Emilie’s compositions have been performed/recorded by the Vancouver Symphony Orchestra, Cecilia String Quartet, Plumes Ensemble, Quatuor Bozzini, Land’s End Ensemble, Awea Duo, Luciane Cardassi, Mira Benjamin, Black House Collective, Stephanie Chua, Terri Hron, National Youth Orchestra of Canada, Thin Edge New Music Collective, Onyx Trio and junctQín keyboard collective, among others. Her work has also been presented at festivals and workshops with the Arditti Quartet, Esprit Orchestra, Ensemble Contemporain de Montréal and Trio 7090. Emilie’s artistic practice has been recognized through significant awards, including the Land’s End Ensemble Composer Competition (2016), Toronto Arts Foundation Emerging Artist Award (2015), Canadian Music Centre Toronto Emerging Composer Award (2012), and the Canadian Federation of University Women Elizabeth Massey Award (2012). Her work has received support through grants with the Ontario Arts Council, Canada Council for the Arts, The Banff Centre, Canadian Music Centre, University of Toronto, University of Montana, and the SOCAN Foundation.
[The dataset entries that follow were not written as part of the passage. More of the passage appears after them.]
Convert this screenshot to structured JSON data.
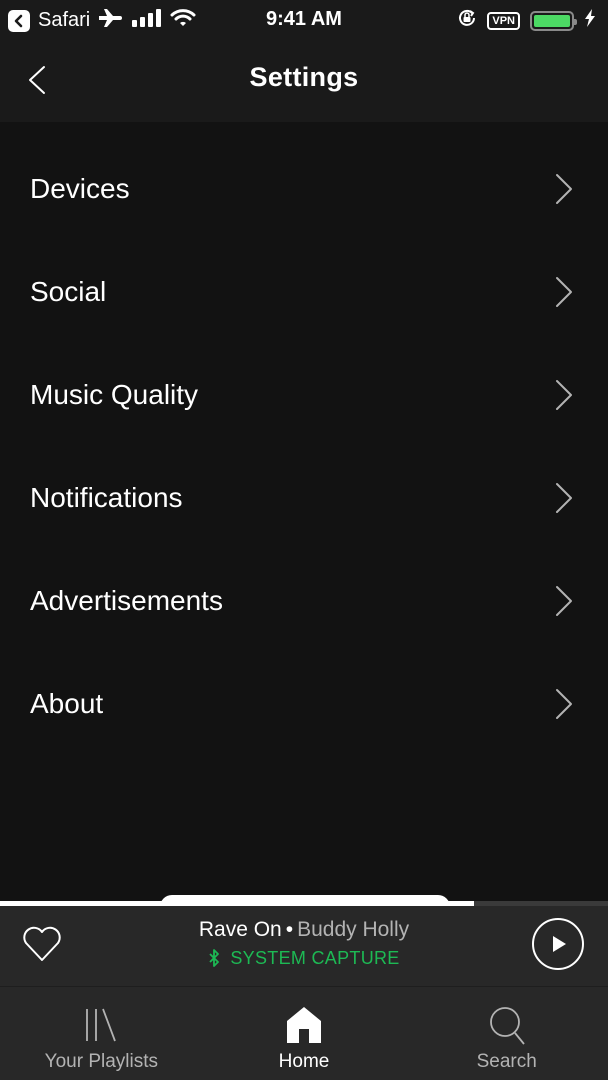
{
  "status_bar": {
    "back_app": "Safari",
    "time": "9:41 AM",
    "vpn_label": "VPN",
    "battery_level": 1.0,
    "icons": [
      "back-to-app-icon",
      "airplane-icon",
      "signal-bars-icon",
      "wifi-icon",
      "orientation-lock-icon",
      "vpn-badge",
      "battery-icon",
      "charging-bolt-icon"
    ]
  },
  "nav": {
    "title": "Settings",
    "back_icon": "chevron-left-icon"
  },
  "menu": {
    "items": [
      {
        "label": "Devices",
        "icon": "chevron-right-icon"
      },
      {
        "label": "Social",
        "icon": "chevron-right-icon"
      },
      {
        "label": "Music Quality",
        "icon": "chevron-right-icon"
      },
      {
        "label": "Notifications",
        "icon": "chevron-right-icon"
      },
      {
        "label": "Advertisements",
        "icon": "chevron-right-icon"
      },
      {
        "label": "About",
        "icon": "chevron-right-icon"
      }
    ]
  },
  "player": {
    "song": "Rave On",
    "separator": "•",
    "artist": "Buddy Holly",
    "device": "SYSTEM CAPTURE",
    "progress": 0.78,
    "accent_color": "#1db954",
    "icons": {
      "like": "heart-icon",
      "device": "bluetooth-icon",
      "play": "play-icon"
    }
  },
  "tabbar": {
    "tabs": [
      {
        "label": "Your Playlists",
        "icon": "library-icon",
        "active": false
      },
      {
        "label": "Home",
        "icon": "home-icon",
        "active": true
      },
      {
        "label": "Search",
        "icon": "search-icon",
        "active": false
      }
    ]
  }
}
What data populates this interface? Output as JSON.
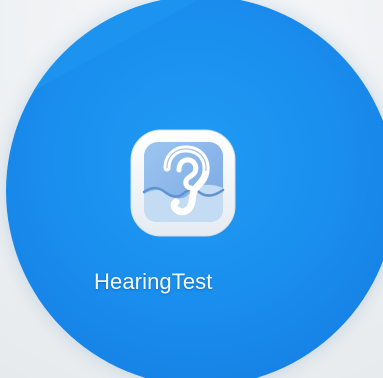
{
  "home_screen": {
    "apps": [
      {
        "label": "HearingTest",
        "icon": "ear-with-waveform-icon"
      }
    ]
  },
  "colors": {
    "wallpaper_blue": "#1a8fee",
    "icon_tile_white": "#f2f5f8",
    "icon_ear_blue": "#4d87cc",
    "label_text": "#f4f9ff"
  }
}
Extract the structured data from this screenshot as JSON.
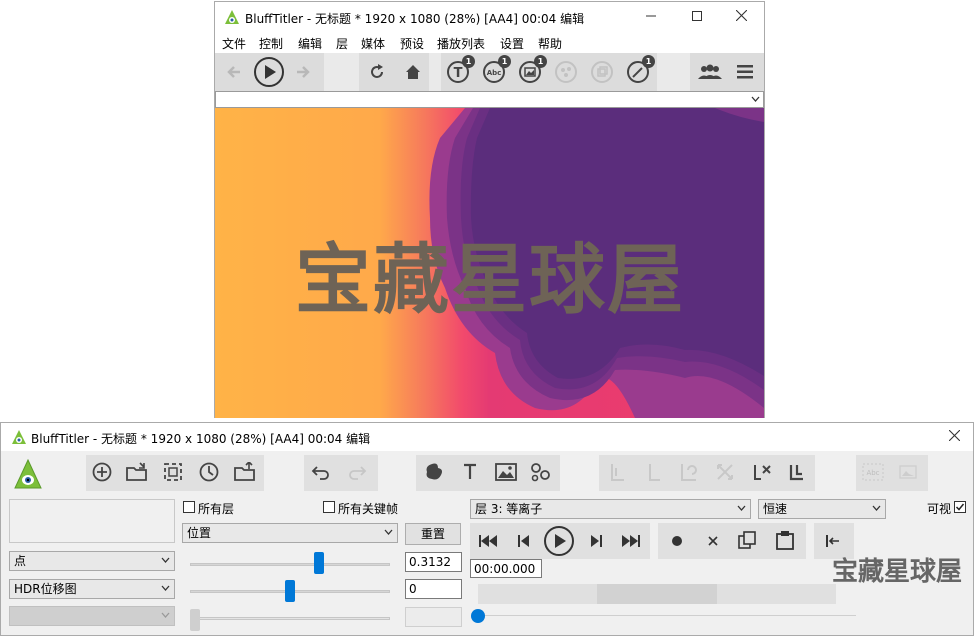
{
  "preview_window": {
    "title": "BluffTitler - 无标题 * 1920 x 1080 (28%) [AA4] 00:04 编辑",
    "menu": [
      "文件",
      "控制",
      "编辑",
      "层",
      "媒体",
      "预设",
      "播放列表",
      "设置",
      "帮助"
    ],
    "toolbar_badges": [
      "1",
      "1",
      "1",
      "1"
    ],
    "combo_value": ""
  },
  "watermark": "宝藏星球屋",
  "control_window": {
    "title": "BluffTitler - 无标题 * 1920 x 1080 (28%) [AA4] 00:04 编辑",
    "all_layers_label": "所有层",
    "all_keyframes_label": "所有关键帧",
    "property_select": "位置",
    "reset_button": "重置",
    "point_select": "点",
    "hdr_select": "HDR位移图",
    "value1": "0.3132",
    "value2": "0",
    "slider1_fraction": 0.65,
    "slider2_fraction": 0.5,
    "layer_select": "层 3: 等离子",
    "speed_select": "恒速",
    "visible_label": "可视",
    "visible_checked": true,
    "time_value": "00:00.000",
    "timeline_fraction": 0.0
  },
  "colors": {
    "accent": "#0078d7",
    "plasma_orange": "#ffb347",
    "plasma_pink": "#f2386e",
    "plasma_purple": "#5b2d7c"
  }
}
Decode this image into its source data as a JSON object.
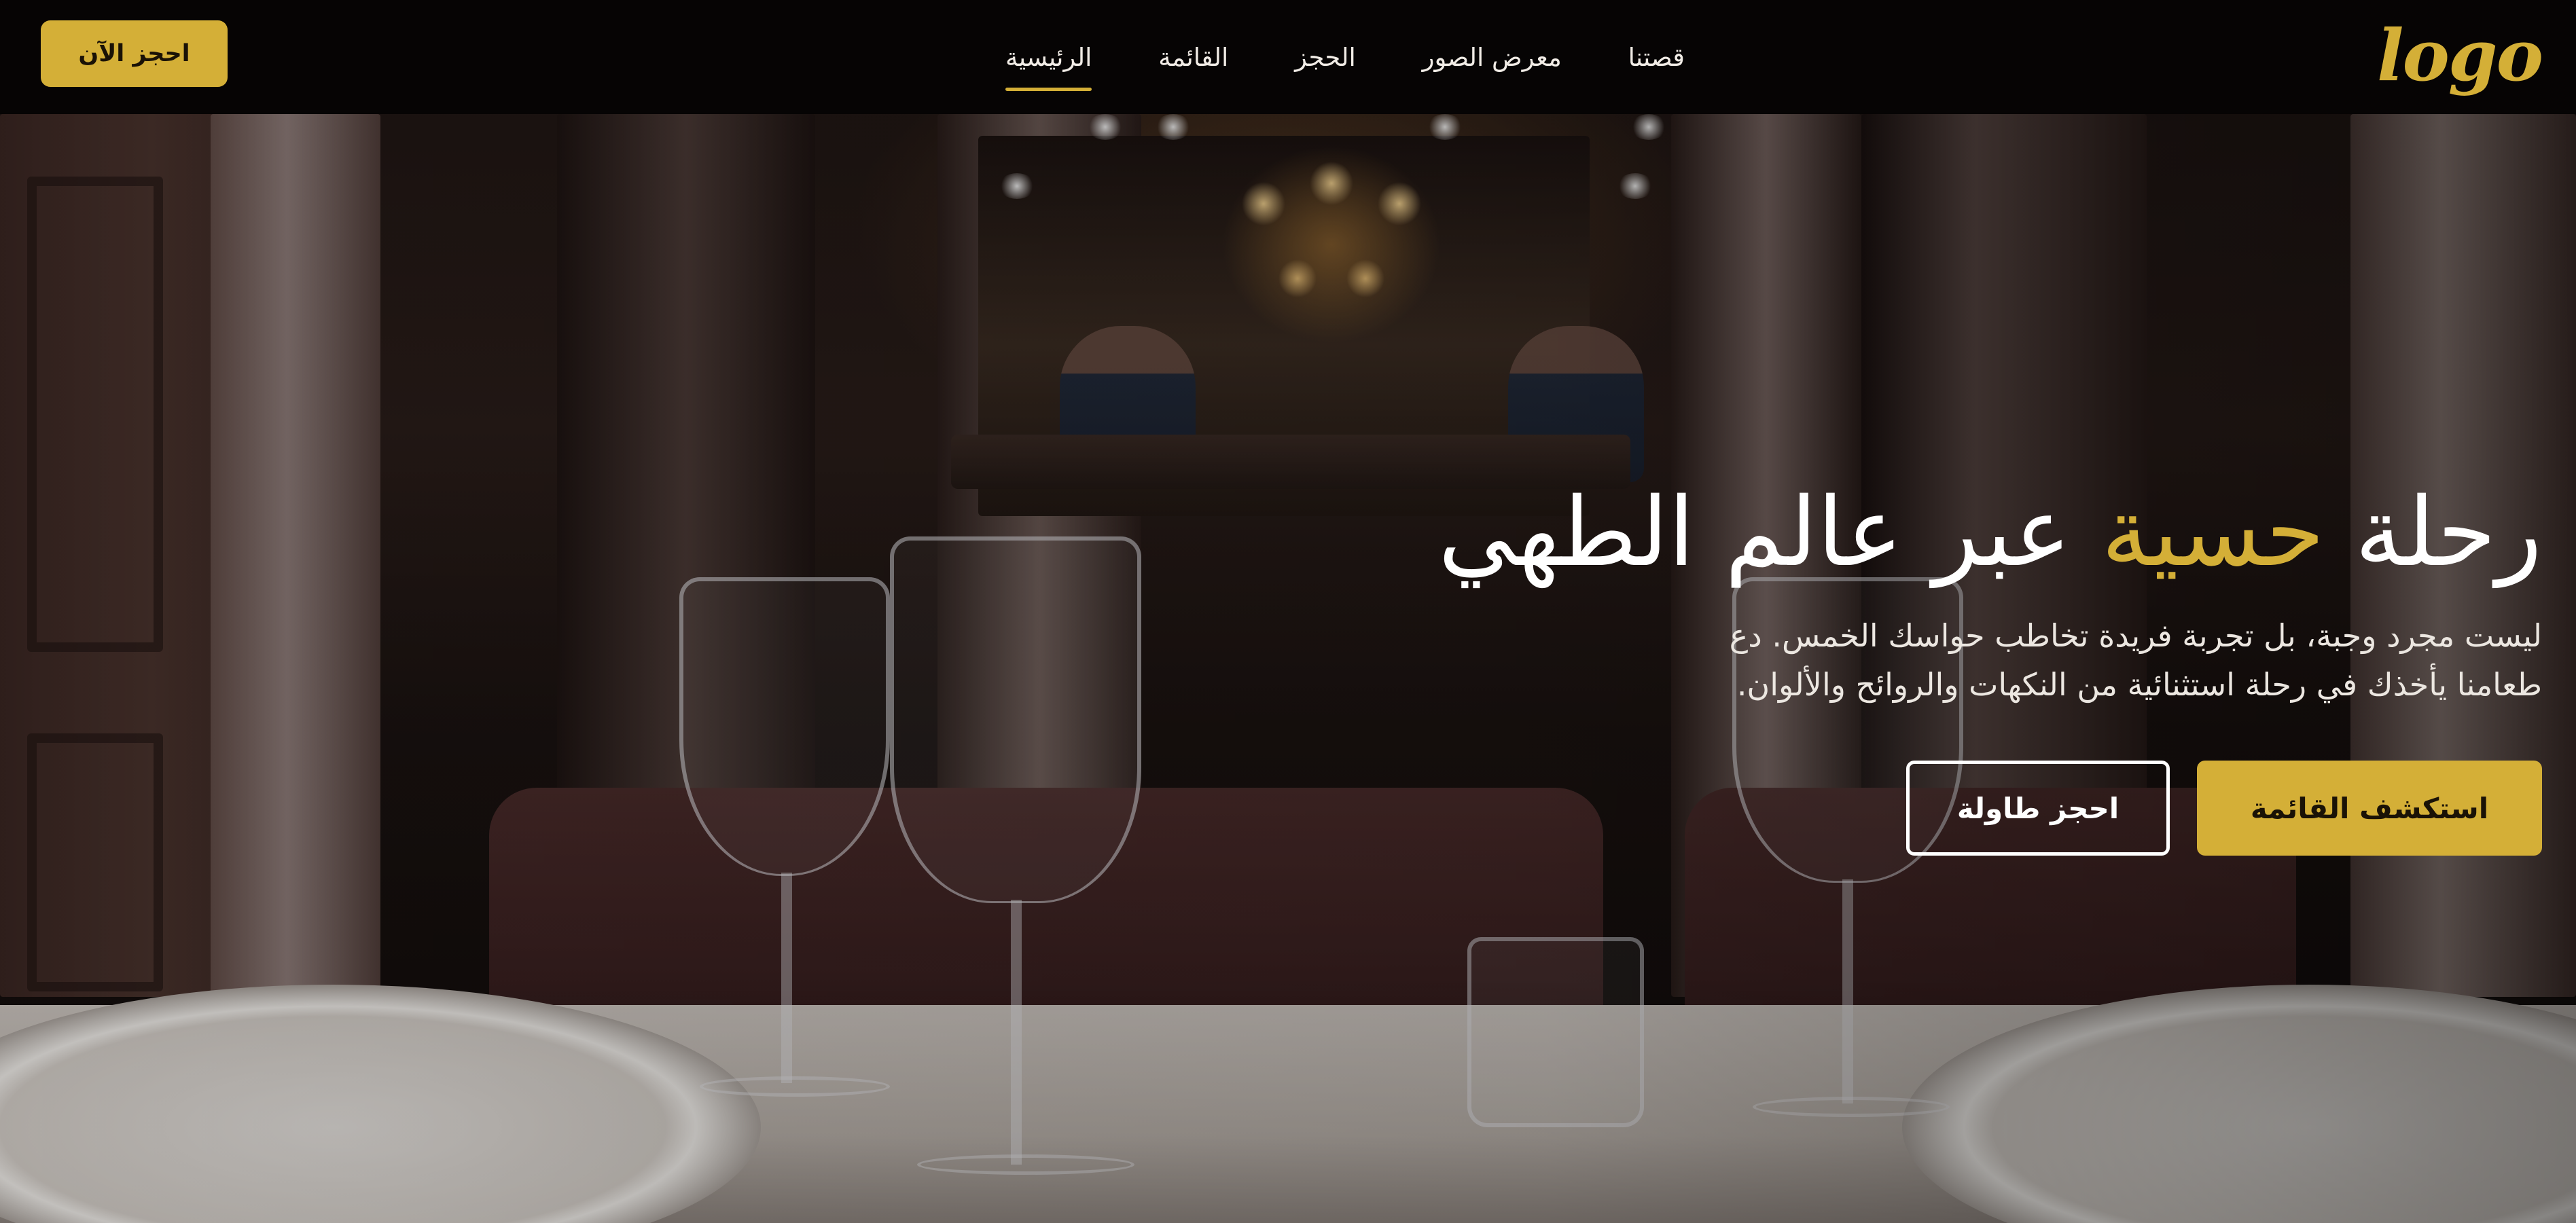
{
  "theme": {
    "accent": "#D4AF37",
    "nav_bg": "#060404",
    "text": "#FFFFFF"
  },
  "navbar": {
    "logo_text": "logo",
    "links": [
      {
        "label": "الرئيسية",
        "active": true
      },
      {
        "label": "القائمة",
        "active": false
      },
      {
        "label": "الحجز",
        "active": false
      },
      {
        "label": "معرض الصور",
        "active": false
      },
      {
        "label": "قصتنا",
        "active": false
      }
    ],
    "cta_label": "احجز الآن"
  },
  "hero": {
    "headline_part1": "رحلة ",
    "headline_highlight": "حسية",
    "headline_part2": " عبر عالم الطهي",
    "subtext": "ليست مجرد وجبة، بل تجربة فريدة تخاطب حواسك الخمس. دع طعامنا يأخذك في رحلة استثنائية من النكهات والروائح والألوان.",
    "primary_button": "استكشف القائمة",
    "secondary_button": "احجز طاولة"
  }
}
Emilie was the 2015-16 TD SoundMakers Composer-in-Residence with Soundstreams Canada and Jumblies Theatre, and the 2015 RBC Emerging Composer-in-Residence for the National Youth Orchestra of Canada. She has participated in a variety of residencies, conferences and festivals, including John Donald Robb Composers’ Symposium, June in Buffalo, Northwestern University New Music Conference, Soundstreams Emerging Composer Workshop, Montréal Contemporary Music Lab, Gaudeamus Deconstructed and Reconstructed, Le Centre d’arts Orford Sound Art Workshop, Scotia Festival of Music, Sound Travels Festival, Deep Wireless Festival of Radio and Transmission Art, The Banff Centre, Canadian Contemporary Music Workshop, Quatuor Bozzini Composers’ Kitchen, Arraymusic Young Composers’ Workshop, Leighton Artist Colony and the Vancouver International Song Institute Art Song Lab.
Emilie completed her doctorate in composition at the University of Toronto in 2013. Her thesis Light Traveller, under the guidance of Gary Kulesha, was an orchestral work exploring the variances of light in the photographs of Josef Sudek. Her research, under the guidance of Robin Elliott, investigated how Canadian Broadcasting Corporation radio programming and associated activities facilitated the development of contemporary art music creation in Canada from 1967 to 2012. In 2014, she undertook private composition studies with Juliet Palmer, Christopher Butterfield and Michael Finnissy. Emilie completed her BFA and MA at York University, and an Honours Diploma in audio engineering and music production at Harris Institute for the Arts.
Emilie currently splits her time between Missoula (MT USA), and Toronto (ON Canada). She teaches composition and music technology at the University of Montana, and previously taught at the University of Toronto Scarborough, McMaster University, and the Regent Park School of Music. She serves on the Canadian Music Centre Ontario Regional Advisory Council, and from 2009 to 2014 she organized the Toronto International Electroacoustic Symposium. She is an Associate Composer at the Canadian Music Centre, and a member of the Canadian League of Composers.